Entangling Across the Danube
One befuddling rule of quantum mechanics is that particles can become "entangled," each dependent on the behavior of the other, even over long distances. Now scientists have set a new record distance for monitoring such links out in the open. Spanning the Danube River in Austria, researchers have detected entanglement far from the controlled confines of the lab.
Scientists hope to apply entanglement to quantum cryptography, beaming information securely from one place to another. But this is a tough task to accomplish. Researchers generate entangled pairs by firing photons--discrete packets of light--into crystals. Once inside, a photon spontaneously splits, leaving entangled pairs of photons that then leave the crystal. But these packets can easily become absorbed by the atmosphere, breaking the entanglement between the pairs. Until now, scientists have only achieved entanglement in the open air over a few meters. (Other studies have achieved 10-kilometer entanglement within optical fibers.)
Now quantum physicist Anton Zeilinger of the University of Vienna and his colleagues are the first group to test and demonstrate entanglement over 600 meters, out in the open.
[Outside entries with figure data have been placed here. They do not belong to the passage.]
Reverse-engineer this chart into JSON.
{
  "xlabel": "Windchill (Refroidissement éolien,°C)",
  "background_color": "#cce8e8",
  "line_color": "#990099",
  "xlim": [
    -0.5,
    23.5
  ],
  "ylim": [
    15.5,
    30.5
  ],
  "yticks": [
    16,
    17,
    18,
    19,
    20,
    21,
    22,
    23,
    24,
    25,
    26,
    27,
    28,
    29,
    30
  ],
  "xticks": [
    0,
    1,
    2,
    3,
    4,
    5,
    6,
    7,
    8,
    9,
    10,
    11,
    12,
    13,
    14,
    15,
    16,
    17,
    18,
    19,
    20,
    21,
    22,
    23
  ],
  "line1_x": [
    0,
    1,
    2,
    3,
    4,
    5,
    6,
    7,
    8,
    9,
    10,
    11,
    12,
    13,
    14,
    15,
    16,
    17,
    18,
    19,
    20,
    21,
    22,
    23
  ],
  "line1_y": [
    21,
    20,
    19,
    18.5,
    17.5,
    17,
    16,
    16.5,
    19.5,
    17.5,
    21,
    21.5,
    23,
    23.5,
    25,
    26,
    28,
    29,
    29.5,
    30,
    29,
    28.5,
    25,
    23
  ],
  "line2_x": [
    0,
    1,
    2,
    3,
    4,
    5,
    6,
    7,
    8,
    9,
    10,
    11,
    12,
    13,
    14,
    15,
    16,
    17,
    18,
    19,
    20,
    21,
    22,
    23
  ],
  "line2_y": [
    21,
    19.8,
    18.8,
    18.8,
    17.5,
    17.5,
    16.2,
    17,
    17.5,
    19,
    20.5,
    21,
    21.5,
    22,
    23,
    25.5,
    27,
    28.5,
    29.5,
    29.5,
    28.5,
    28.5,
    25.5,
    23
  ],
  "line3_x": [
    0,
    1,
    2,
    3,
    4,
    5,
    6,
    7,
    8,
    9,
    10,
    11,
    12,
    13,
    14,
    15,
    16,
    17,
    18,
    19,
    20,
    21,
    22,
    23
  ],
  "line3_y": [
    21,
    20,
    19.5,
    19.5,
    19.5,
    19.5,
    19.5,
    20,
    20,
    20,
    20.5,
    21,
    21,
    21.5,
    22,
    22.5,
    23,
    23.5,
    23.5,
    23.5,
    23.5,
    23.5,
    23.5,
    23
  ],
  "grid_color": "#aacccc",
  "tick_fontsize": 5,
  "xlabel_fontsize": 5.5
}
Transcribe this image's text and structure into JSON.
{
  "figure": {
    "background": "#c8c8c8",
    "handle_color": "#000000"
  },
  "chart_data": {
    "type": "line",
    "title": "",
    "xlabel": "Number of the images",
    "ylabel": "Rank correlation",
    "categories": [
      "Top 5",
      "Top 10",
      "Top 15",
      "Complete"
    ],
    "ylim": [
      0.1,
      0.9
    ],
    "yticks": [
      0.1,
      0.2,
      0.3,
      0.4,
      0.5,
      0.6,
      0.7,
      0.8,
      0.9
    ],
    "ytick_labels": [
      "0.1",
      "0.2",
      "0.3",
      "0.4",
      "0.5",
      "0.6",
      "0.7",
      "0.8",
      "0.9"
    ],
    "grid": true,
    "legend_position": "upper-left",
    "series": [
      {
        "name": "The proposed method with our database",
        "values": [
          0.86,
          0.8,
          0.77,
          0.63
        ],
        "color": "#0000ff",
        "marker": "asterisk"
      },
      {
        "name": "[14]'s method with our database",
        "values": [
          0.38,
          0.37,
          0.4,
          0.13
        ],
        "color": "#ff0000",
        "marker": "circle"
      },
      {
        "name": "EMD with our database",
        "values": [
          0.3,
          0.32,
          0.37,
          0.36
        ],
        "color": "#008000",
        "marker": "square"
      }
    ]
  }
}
From the rooftops of two sewage system buildings on opposite banks of the Danube, Zeilinger's team shot waves from a gasoline-powered laser and split them into two infrared beams. One beam was sent to a telescope across the river, the second headed in a different direction to another telescope. The researchers then analyzed the data collected by the telescopes. They found that the electric fields of the individual photons that struck the two detectors were linked. If one was oriented vertically, then the other was oriented horizontally--just as entangled photons should be. This satisfied the definition of entanglement, they report online 19 June in Science.
"I think it's a significant step in an interesting direction," says physicist Nicolas Gisin of the University of Geneva in Switzerland. Although atmosphere, weather conditions, and Earth's curvature limit entanglement distances on the ground, if open-air entanglement can be extended sufficiently, photons could be stretched to and from space, says Zeilinger.